Former US diplomat: Biden policy on Israel is putting America at risk

June 12, 2024 - 20:59
Ex-State Department spokesperson says America has lost ground in the Arab world

A former American diplomat said the steady stream of U.S. bombs and other weapons sent to Israel with few conditions is putting America's national security at risk as the Arab world grows more volatile -- and hostile to U.S. interests -- than ever.

"None of this is helping Israel," Rharrit said of Israel's ongoing war in Gaza. And the policy of shipping military aid with few conditions to Israel is "fundamentally bad for America," Hala Rharrit told ABC News.

For 18 years, Hala Rharrit was a career veteran diplomat who took pride talking about American values such as human rights and freedom of the press. Now, she's the first U.S. diplomat to resign her post in protest of Biden administration policies toward Israel and the war in Gaza, according to the US news network. 

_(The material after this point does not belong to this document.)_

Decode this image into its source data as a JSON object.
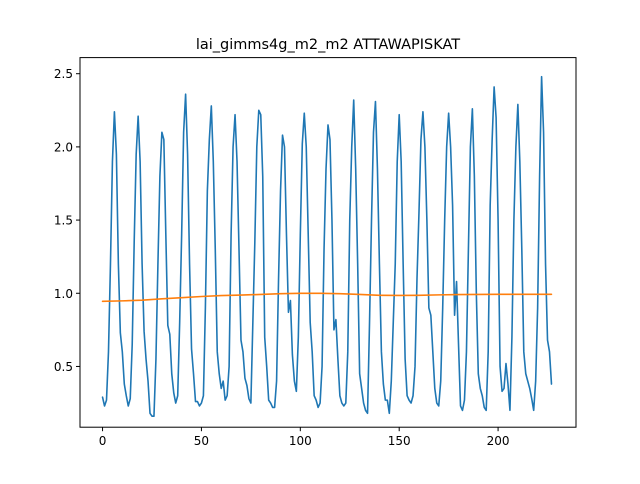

The idea of diplomats and career government workers quitting their posts isn't new. Resignations also occurred in the George W. Bush administration during the Iraq War as officials questioned the rationale for the U.S. invasion and deaths of American service members.

Those protest resignations are back on the rise this spring as Rharrit has been joined by nearly a dozen government workers in recent months who have abruptly resigned in protest to the Biden administration’s policies toward Israel and the Gaza conflict.

For Rharrit, part of her job at the State Department immediately following the October 7 Hamas attack on Israel was to report back to Washington how Arab audiences viewed the conflict. As an Arabic-language spokesperson based in Dubai, the United Arab Emirates, Rharrit would scour local media outlets and track popular personalities on social media reporting on the war.

What Arab audiences watched, she said, was mostly traumatizing images of children being killed or severely wounded in Israel's bombing campaign. Young people, freshly orphaned, were everywhere, too -- vowing revenge against Israel and the U.S. for supplying the weapons. There were also images of aid trucks backed up along the border juxtaposed with infants dying of malnutrition.

At the same time, Rharrit said she was given talking points to deliver to those Arab outlets -- carefully crafted phrases approved from State Department headquarters in Washington.

"Israel has a right to defend itself" and "the U.S. stands with Israel" were the oft-repeated phrases that omitted any mention of the heavy death toll of civilians, journalists and aid workers inside Gaza.